The AR’s update! method does the same:

  • updates the attribute’s values
  • and uses the save! under the hood

So let’s use it instead:

def synchronize_with(incoming_data_item)
  update!(
    attr_short_name: incoming_data_item.attr_short_name,
    attr_fancy_name: incoming_data_item.attr_fancy_name,
    attr_just_usual_name: incoming_data_item.attr_just_usual_name,
    coordinates: incoming_data_item.coordinates,
    complex_attr1: incoming_data_item.complex_attr1,
    aggregated_coordinates: incoming_data_item.aggregated_coordinates,
    coordinates_text: incoming_data_item.coordinates_text,
  )
end

Again, “Tell, Don’t Ask”. Let’s use the attributes convention:

class IncomingDataItem
  # ...
  def attributes
    {
      attr_short_name: attr_short_name,
      attr_fancy_name: attr_fancy_name,
      attr_just_usual_name: attr_just_usual_name,
      coordinates: coordinates,
      complex_attr1: complex_attr1,
      aggregated_coordinates: aggregated_coordinates,
      coordinates_text: coordinates_text,
    }
  end
  # ...
end

This way the synchronize_with method becomes a simple one-liner:

def synchronize_with(incoming_data_item)
  update!(incoming_data_item.attributes)
end

With this one-liner, we can consider getting rid of it for good. Here is what it would look like:

# find all the "before" usage
item_instance.synchronize_with(incoming_data_item)

# and change it to the "after"
item_instance.update!(incoming_data_item.attributes)

Personally, I would prefer to use the synchronize_with one-liner.

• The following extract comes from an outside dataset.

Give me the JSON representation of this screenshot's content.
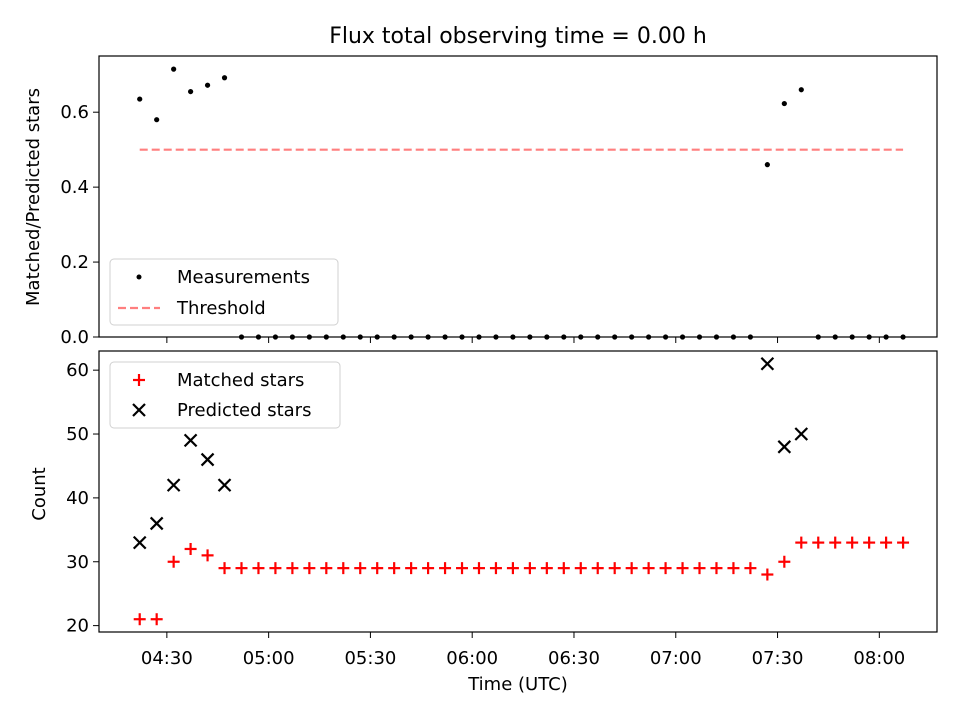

The “outer” tests would be more straightforward with it.

Here is the resulting complete code for both classes to see the entire picture:

class Item < ApplicationRecord
  def synchronize_with(incoming_data_item)
    update!(incoming_data_item.attributes)
  end
end

class IncomingDataItem
  def attributes
    {
      attr_short_name: attr_short_name,
      attr_fancy_name: attr_fancy_name,
      attr_just_usual_name: attr_just_usual_name,
      coordinates: coordinates,
      complex_attr1: complex_attr1,
      aggregated_coordinates: aggregated_coordinates,
      coordinates_text: coordinates_text,
    }
  end

  def coordinates
    [lat, long]
  end

  def complex_attr1
    {a: simple1, b: simple2, c: simple3}
  end

  def aggregated_coordinates
    [aggregated_latitude, aggregated_longitude]
  end

  def coordinates_text
    "lat: #{aggregated_latitude}, long: #{aggregated_longitude}"
  end

  DEFAULT_AGGR_LAT = 0.5
  def aggregated_latitude
    if lat > 123
      (lat + 0.123) / 3
    elsif lat < 0.23
      (lat + 24) * 1.5
    else
      DEFAULT_AGGR_LAT
    end
  end

  DEFAULT_AGGR_LONG = 0.5
  def aggregated_longitude
    if long > 4
      (long - 0.25) * 2.3
    elsif long < -3
      long.abs / 1.1
    else
      DEFAULT_AGGR_LONG
    end
  end
end

As a result, we’ve ended up with all of the functionality moved to the “child” class to address the “Tell, Don’t Ask”. Of course, this is not always like this.

Please, keep in mind, that this is a pretty simple and totally made-up example.

The real-life production code frequently has loops, map, each, etc., collections-related usage, which brings its own additional questions.

But overall, the main principle remains the same.

Extract everything into smaller methods that are simpler to test, read, and reason about.